Calculate how many grams of FeSO4.7 H2O (MW = 278.02 g/mol) will be needed to prepare 1 mL of a 0.2 M FeSO4 solution?

Is that .0304g?

I don't think so.

mols you need = M x L = ?
Then grams = mols x molar mass = ?

To calculate the number of grams of FeSO4.7H2O needed to prepare 1 mL of a 0.2 M FeSO4 solution, you will need to determine the number of moles of FeSO4 required first and then convert it to grams using the molar mass.

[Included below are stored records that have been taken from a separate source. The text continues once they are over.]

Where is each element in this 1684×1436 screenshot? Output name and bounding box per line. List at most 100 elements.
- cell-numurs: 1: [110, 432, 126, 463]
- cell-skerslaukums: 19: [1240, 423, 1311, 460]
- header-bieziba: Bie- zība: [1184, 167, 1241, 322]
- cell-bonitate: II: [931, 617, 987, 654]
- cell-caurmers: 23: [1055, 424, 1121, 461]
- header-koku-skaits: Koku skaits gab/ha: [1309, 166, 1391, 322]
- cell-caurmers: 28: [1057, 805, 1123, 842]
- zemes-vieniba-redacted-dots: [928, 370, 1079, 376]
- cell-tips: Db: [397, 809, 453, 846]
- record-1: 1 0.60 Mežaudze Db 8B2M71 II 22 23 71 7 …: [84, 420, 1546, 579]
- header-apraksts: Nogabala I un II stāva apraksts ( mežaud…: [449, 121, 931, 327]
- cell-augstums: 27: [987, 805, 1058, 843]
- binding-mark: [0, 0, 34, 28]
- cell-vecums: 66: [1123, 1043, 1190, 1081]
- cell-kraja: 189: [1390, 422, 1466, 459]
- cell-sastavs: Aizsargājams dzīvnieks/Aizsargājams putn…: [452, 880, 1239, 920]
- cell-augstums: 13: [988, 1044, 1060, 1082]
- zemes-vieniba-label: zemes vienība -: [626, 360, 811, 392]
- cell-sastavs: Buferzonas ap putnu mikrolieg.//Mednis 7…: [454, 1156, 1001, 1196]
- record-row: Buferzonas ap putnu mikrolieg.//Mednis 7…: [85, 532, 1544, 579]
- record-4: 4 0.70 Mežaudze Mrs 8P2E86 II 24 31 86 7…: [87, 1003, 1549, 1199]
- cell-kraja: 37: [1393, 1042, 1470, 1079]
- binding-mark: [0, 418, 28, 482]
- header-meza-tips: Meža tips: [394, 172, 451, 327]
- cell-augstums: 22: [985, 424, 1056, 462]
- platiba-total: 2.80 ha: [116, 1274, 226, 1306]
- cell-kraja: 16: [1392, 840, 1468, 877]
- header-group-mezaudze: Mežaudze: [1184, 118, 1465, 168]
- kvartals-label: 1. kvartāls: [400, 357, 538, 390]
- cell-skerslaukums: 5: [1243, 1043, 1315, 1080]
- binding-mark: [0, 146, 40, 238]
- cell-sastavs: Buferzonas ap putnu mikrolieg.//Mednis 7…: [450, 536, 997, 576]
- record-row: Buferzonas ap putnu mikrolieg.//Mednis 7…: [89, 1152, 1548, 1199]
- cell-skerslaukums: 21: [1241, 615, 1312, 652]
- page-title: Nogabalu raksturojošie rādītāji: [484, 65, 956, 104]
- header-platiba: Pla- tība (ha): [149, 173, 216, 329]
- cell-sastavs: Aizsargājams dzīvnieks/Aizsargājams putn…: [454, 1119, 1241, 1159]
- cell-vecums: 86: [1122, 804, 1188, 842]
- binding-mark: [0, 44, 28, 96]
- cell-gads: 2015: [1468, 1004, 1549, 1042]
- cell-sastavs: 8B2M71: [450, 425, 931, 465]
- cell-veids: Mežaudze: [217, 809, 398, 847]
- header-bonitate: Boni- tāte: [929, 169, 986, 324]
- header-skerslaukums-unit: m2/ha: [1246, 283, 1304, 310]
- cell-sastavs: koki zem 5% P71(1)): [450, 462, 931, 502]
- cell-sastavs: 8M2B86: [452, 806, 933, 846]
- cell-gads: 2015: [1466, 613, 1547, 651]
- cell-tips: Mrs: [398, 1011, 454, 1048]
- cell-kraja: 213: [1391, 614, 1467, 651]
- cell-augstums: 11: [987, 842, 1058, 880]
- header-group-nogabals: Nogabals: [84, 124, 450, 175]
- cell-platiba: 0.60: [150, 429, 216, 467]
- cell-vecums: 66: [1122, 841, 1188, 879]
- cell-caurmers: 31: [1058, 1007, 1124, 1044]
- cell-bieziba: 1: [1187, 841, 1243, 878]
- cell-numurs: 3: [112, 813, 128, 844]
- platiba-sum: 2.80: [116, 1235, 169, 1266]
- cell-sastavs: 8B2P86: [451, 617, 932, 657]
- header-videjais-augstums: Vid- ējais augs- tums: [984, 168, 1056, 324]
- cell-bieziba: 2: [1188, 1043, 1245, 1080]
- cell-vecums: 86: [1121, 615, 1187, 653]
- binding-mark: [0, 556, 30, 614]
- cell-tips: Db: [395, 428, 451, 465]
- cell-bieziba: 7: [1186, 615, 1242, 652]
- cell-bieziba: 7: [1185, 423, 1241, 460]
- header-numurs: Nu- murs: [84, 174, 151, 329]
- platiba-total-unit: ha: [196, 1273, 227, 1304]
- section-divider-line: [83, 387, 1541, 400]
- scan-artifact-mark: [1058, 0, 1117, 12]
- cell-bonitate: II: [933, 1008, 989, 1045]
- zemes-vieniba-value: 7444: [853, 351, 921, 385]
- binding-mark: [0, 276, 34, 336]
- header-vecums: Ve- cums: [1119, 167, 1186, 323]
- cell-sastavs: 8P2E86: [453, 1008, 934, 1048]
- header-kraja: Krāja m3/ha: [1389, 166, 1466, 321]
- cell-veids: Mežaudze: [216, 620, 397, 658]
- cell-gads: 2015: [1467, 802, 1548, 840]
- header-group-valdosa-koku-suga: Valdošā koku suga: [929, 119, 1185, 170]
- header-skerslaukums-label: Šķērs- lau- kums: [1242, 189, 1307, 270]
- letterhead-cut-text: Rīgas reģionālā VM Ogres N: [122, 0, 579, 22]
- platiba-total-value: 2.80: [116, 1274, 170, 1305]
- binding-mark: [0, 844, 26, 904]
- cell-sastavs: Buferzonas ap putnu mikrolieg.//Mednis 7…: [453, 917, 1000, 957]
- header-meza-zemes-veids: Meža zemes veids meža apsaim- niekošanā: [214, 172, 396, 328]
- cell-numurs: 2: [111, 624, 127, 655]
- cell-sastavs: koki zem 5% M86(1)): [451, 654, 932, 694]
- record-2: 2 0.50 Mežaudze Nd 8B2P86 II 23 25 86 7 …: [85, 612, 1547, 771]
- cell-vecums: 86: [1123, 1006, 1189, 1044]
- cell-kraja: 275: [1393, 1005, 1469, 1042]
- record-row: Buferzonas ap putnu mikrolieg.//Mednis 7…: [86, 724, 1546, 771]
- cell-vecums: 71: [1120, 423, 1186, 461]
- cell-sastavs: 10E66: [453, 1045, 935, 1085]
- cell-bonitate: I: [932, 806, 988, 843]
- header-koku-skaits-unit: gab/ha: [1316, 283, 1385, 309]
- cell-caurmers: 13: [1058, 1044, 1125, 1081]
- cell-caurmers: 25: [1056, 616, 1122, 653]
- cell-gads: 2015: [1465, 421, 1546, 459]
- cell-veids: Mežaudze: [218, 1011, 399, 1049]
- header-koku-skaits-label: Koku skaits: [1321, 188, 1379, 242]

First, let's determine the number of moles of FeSO4 needed:
Molarity (M) is defined as moles of solute per liter of solution. Since we want to prepare 1 mL (0.001 L) of a 0.2 M solution, we can use the following formula:

Moles = Molarity × Volume
Moles = 0.2 mol/L × 0.001 L
Moles = 2 × 10^-4 moles

Next, we need to convert the moles of FeSO4 to grams using the molar mass:
The molecular weight (MW) of FeSO4.7H2O is 278.02 g/mol. However, we need to consider the water of crystallization (7H2O) when calculating the effective molar mass of the compound.

Effective molar mass of FeSO4.7H2O = MW of FeSO4.7H2O / 1 mole of FeSO4.7H2O
Effective molar mass of FeSO4.7H2O = 278.02 g/mol / 1
Effective molar mass of FeSO4.7H2O = 278.02 g/mol

Finally, we can calculate the mass of FeSO4.7H2O needed:
Mass (g) = Moles × Effective molar mass
Mass (g) = 2 × 10^-4 moles × 278.02 g/mol

After performing the calculation, the answer is 0.0556 grams of FeSO4.7H2O needed to prepare 1 mL of a 0.2 M FeSO4 solution.

So, the correct answer is not 0.0304g, but rather 0.0556g.